El investigador principal, Brian Pulling, destaca la importancia de estos hallazgos para los médicos que tratan a pacientes con artrosis de rodilla. A pesar de que se sabe que la actividad física es beneficiosa para estas personas, la mayoría no se mueve lo suficiente para mantener la salud de las articulaciones. Por lo tanto, entender por qué las personas con artrosis de rodilla evitan el ejercicio es crucial.
Para abordar este problema, los investigadores desarrollaron una herramienta para evaluar las creencias implícitas de las personas sobre el ejercicio, revelando que incluso aquellos que afirmaban no tener miedo al ejercicio mantenían creencias subconscientes sobre su peligrosidad. Esto sugiere que las creencias implícitas pueden ser un mejor predictor del comportamiento real que las respuestas directas a preguntas.

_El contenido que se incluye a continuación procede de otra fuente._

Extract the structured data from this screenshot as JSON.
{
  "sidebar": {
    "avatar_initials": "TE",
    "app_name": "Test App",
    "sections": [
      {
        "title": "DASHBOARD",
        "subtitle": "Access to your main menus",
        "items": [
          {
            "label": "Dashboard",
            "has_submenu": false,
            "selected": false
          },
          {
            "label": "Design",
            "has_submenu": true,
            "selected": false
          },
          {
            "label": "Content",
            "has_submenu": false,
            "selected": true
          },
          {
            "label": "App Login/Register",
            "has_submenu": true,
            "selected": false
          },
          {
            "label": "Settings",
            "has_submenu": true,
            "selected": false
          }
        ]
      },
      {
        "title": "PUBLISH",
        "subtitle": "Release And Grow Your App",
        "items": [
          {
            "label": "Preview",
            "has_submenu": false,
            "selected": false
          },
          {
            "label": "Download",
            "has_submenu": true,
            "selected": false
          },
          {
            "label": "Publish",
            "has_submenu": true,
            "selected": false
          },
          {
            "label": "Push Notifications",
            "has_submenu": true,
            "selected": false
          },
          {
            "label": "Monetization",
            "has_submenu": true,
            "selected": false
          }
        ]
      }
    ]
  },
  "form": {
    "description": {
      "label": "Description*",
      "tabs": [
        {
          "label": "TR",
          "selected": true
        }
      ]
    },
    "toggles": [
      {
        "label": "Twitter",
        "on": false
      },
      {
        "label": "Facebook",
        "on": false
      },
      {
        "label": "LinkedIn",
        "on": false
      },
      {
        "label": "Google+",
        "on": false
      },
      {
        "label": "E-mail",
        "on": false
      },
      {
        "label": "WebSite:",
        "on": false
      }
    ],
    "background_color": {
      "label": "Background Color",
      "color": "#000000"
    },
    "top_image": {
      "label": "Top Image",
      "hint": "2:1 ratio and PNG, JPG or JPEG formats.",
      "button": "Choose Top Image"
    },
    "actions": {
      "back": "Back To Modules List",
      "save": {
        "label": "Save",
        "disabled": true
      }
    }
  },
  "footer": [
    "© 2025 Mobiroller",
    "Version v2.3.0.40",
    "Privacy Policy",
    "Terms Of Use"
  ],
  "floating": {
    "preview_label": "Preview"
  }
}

La profesora asociada Tasha Stanton destaca que esta nueva herramienta tiene el potencial de identificar a las personas que tienen dificultades para aumentar sus niveles de actividad y realizar ejercicio. La información más precisa y perspicaz puede ayudar a los profesionales de la salud a guiar a sus pacientes de manera más efectiva en la realización de actividades físicas. Los investigadores ahora buscan determinar si las creencias implícitas están directamente relacionadas con el comportamiento, utilizando el Test de Asociación Implícita en sus estudios.